Regarding the PMS grant and Nigeria’s growing debt, Prof. Ife urged the federal government to privatize NNPC in the same way Saudi Arabia privatized Saudi Aramco to raise $25 billion.
Again, he said, “The situation surrounding PMS grants in Nigeria is very opaque. What I suggested was that Nigeria should consider what Saudi Arabia has done. When the Saudis needed $25 billion, they didn’t go to the World Bank or the International Monetary Fund (IMF) or a development bank, they just determined the value of Saudi Aramco, which was more than a trillion dollars, and they put it on the market. and got five percent. That’s how they got the money. Today, that same Saudi Aramco is now worth $2.5 trillion, which is now the highest in the world.
“Nigeria should do the same. NNPC is worth over 50 trillion naira if assessed as a going concern if all assets are added. If the federal government privatizes about 20% of this, it will read over 20 trillion naira. 10 trillion naira can be used for debt risk relief, use part of it to recapitalize NNPC, and then use part of it to pay a subsidy if the government wishes.
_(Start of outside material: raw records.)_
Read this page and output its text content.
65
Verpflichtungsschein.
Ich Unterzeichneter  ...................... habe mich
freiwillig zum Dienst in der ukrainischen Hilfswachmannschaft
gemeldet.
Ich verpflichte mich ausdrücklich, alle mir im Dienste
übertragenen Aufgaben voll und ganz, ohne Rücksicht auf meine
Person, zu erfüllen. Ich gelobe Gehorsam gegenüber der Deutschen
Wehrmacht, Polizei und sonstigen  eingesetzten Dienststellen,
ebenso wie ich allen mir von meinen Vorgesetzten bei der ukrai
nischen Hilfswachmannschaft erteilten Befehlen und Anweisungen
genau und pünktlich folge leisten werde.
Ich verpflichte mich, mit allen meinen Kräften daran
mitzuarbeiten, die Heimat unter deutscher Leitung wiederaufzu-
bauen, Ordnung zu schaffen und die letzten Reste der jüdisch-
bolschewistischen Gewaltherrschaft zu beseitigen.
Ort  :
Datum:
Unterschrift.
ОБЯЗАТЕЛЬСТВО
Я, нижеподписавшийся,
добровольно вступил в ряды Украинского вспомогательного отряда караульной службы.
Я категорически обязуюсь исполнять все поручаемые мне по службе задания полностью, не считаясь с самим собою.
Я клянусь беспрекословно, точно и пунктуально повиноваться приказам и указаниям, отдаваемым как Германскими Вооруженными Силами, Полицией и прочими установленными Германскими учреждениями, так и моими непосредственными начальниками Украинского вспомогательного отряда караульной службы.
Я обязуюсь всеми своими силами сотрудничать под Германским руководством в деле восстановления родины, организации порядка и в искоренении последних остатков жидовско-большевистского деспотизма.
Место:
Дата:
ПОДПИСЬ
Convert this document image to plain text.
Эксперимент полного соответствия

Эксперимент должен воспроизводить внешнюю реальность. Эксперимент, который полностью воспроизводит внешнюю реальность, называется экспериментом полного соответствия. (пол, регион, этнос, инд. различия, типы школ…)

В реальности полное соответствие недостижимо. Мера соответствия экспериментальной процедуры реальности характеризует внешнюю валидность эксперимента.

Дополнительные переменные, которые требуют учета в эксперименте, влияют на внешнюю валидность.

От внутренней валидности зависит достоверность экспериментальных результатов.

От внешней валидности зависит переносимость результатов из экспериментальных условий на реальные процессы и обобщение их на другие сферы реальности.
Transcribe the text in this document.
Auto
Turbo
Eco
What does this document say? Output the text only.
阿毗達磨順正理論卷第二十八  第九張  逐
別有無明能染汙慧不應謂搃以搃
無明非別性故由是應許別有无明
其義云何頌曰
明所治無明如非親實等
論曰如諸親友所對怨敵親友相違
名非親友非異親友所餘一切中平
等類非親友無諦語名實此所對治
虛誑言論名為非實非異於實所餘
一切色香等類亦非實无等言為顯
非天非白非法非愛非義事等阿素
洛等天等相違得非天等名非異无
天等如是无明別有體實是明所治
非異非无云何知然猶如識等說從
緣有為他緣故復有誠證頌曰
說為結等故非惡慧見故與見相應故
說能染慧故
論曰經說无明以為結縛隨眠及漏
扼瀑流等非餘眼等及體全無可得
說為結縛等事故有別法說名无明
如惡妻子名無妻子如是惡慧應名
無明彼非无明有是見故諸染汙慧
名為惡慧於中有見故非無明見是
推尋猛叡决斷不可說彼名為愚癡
For his part, a financial expert, Henry Adigun, argued that the available facts do not support the “mass production of rice” by rice farmers.
“The fact on the ground today is that Nigeria still imports around 80% of the rice it consumes. It’s very funny how someone thinks rice can be grown while there is insecurity in the country,” he said.
Adigun also said inputs such as fertilizers and other essential tools needed to engage in farming are not available.
He further argued that adopting an interventionist approach allows the CBN to assume an “alternative government” status that offers services that distort economic fundamentals.
On how Nigeria can get out of the current quagmire, Adigun insisted that while he offered no solution, the CBN allowing financial institutions and other government agencies to operate would reset the economy and put it back on track. way.
“How can all this encourage foreign direct investment (FDI) in the country where there are four exchange rates? Investors are faced with multiple exchange rates which cause confusion. Money is not sentimental.
“Money flows where the best return on investment is possible. Nigerian inflation did not occur when the war in Ukraine started and it will continue to rise above the current figure due to the policies implemented by the CBN. For Nigeria to beat inflation, it needs to have one rate and maybe two markets. The differentials must be minimal,” he explained.